Dziwak z dyplomem – 11



Nie mogłem patrzeć, jak płacze. To było okropne. Tak bardzo przypominała mnie sprzed kilku lat. Cokolwiek ją spotkało, musiało być straszne. Nie wiedziałem, jak ją pocieszyć, bo nie miałem pojęcia, o co chodziło. Mogłem jedynie stwierdzić, że to nie wydarzyło się niedawno. Tłamsiła w sobie coś, co wreszcie znalazło ujście. Odprawiała jakiś rytuał. Mimo emocji, nie była chaotyczna. Każde jej zachowanie było przemyślane, odtwarzała je z pamięci tak samo, jak ja sposób na walkę z atakiem paniki.
Zrobiłem coś głupiego. Kiedy ze zdartego gardła wypłynął kolejny jęk, trącony impulsem przysunąłem się do dziewczyny i przytuliłem ją do swojej piersi. Położyłem dłoń na jej głowie i zamarłem. Nie wiedziałem, co dalej.
Powinienem był odskoczyć, przeprosić i wyjść. Sytuacja robiła się nazbyt niebezpieczna, ale nie potrafiłem nawet drgnąć. Coś mnie zablokowało, nie pozwalało się wycofać. Kiedy Kate mnie objęła, wiedziałem, że moje desperackie zachowanie jej pomogło. I byłem pewien, że to na pewno skończy się dla mnie tragicznie.
— Płacz. Nie musisz nic mówić. Płacz, aż będzie ci lepiej — powiedziałem, dokładnie cytując wuja, kiedy pierwszy raz przybiegłem do niego po tym, jak ojciec pobił mnie tak, że ledwo uszedłem z życiem.
Zastosowała się do mojej rady. Nie mówiła nic. Nawet na mnie nie spojrzała. Wtuliła się tylko mocniej i płakała, dopóki nie zabrakło jej łez. Dopiero po kwadransie odsunęła się ode mnie zawstydzona. Czerwone oczy, zarumienione policzki i spuchnięte wargi rysowały na jej twarzy obraz prawdziwego cierpienia. Gdybym mógł, odebrałbym jej to. Nie potrafiłem patrzeć, jak cierpi.
To nie tak, że była dla mnie kimś ważnym. Byłem strasznie wrażliwy na cierpienie innych, nie potrafiłem nawet oglądać idiotycznych filmów dokumentalnych, bo od razu czułem się niespokojnie. Chociaż nie znosiłem większości świata i rzadko byłem skory do pomocy obcym, w głębi serca zawsze chciałem, by ludzie nie musieli cierpieć. Zbyt dobrze to znałem.

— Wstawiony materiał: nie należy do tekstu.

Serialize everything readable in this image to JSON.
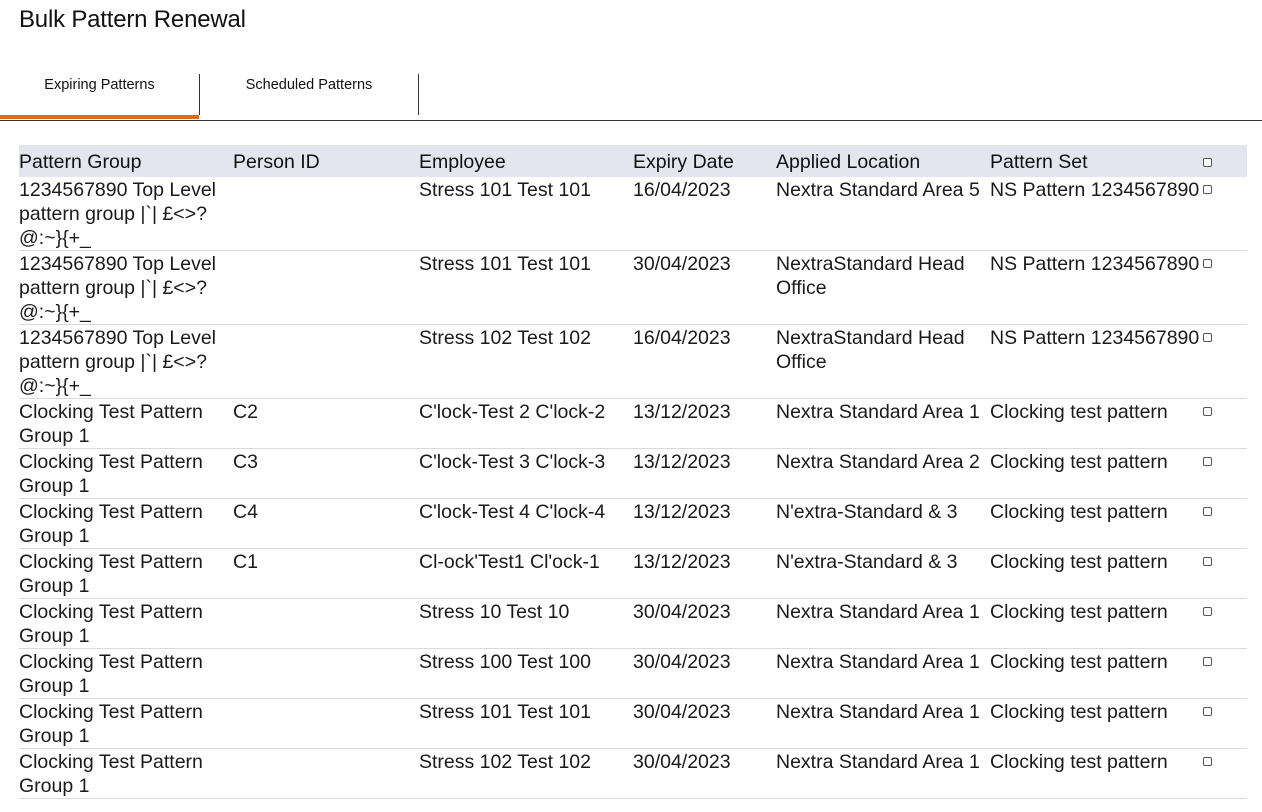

Wiedziałem, jak bardzo niszczy to człowieka. Nikt nie zasługiwał na to, żeby się tak czuć.
— Przepraszam. Za dziś i za wczoraj — bąknęła w końcu, nalewając do pustego kieliszka kolejną porcję wina.
— Zamierzasz to wypić?
— Muszę.
— Ale to chemiczne paskudztwo. Pójdę do sklepu, kupię ci coś lepszego — zaproponowałem, odsuwając od niej butelkę.

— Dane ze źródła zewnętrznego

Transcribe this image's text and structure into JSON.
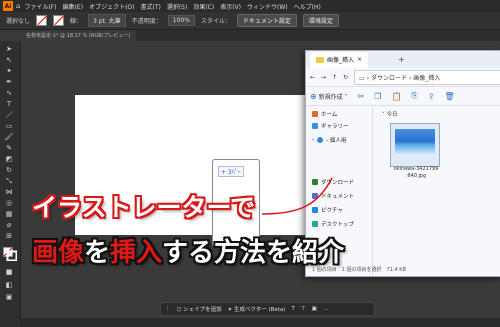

Chwyciła za szyjkę i nerwowo przyciągnęła ją do siebie. W jej oczach zobaczyłem czystą furię. Z jakiegoś powodu koniecznie chciała truć się tym gównem. Z trudem powstrzymywałem się, żeby nie zapytać, dlaczego była tak uparta.
— To przypomnienie — westchnęła smutno, a potem spojrzała mi w oczy i opowiedziała, co ją spotkało.
Nie spodziewałem się tego. Gdybym wiedział, w ogóle bym nie pytał. Nie miałem pojęcia, jak zareagować, dlatego milczałem, słuchając, jak nieskładnie opowiada o tym bestialstwie, które ją spotkało. Czułem, że mówiła to po raz pierwszy. Niepewnie wymawiała kolejne słowa, a kiedy nazwała zbrodnię po imieniu, ledwo zdołałem usłyszeć. Tak, jakby przez lata wciąż nie była pewna, co zaszło.
— To nie twoja wina, rozumiesz? — zapytałem, kiedy jej głos ponownie zdławił płacz.
Chwyciłem ją za rękę i zmusiłem, by na mnie spojrzała. W tamtej chwili porzuciłem idiotyczne obawy o konsekwencje. Ale to było ważniejsze. Ktoś w końcu musiał jej uświadomić, że nie była niczemu winna, inaczej nigdy się nie otrząśnie.
— Nie zrobiłaś nic złego. Nigdy nie myśl inaczej — dodałem, a kiedy otworzyła usta, by coś powiedzieć, przyłożyłem do nich palec. — Po prostu przyjmij to do wiadomości. I nie pij tego gówna.
Odsunąłem od niej butelkę i uśmiechnąłem się. Z kieszeni spodni wyciągnąłem skręta. Upewniłem się, że wie, co to jest i odpaliłem go. Pociągnąłem pierwszego bucha. Kate niepewnie przejęła żarzące się zioła i zaciągnęła się nimi, po czym momentalnie zaczęła się krztusić. Jeśli paliła, to musiało minąć naprawdę sporo czasu od ostatniego razu.
— I tak jesteś dziwakiem — podsumowała po chwili.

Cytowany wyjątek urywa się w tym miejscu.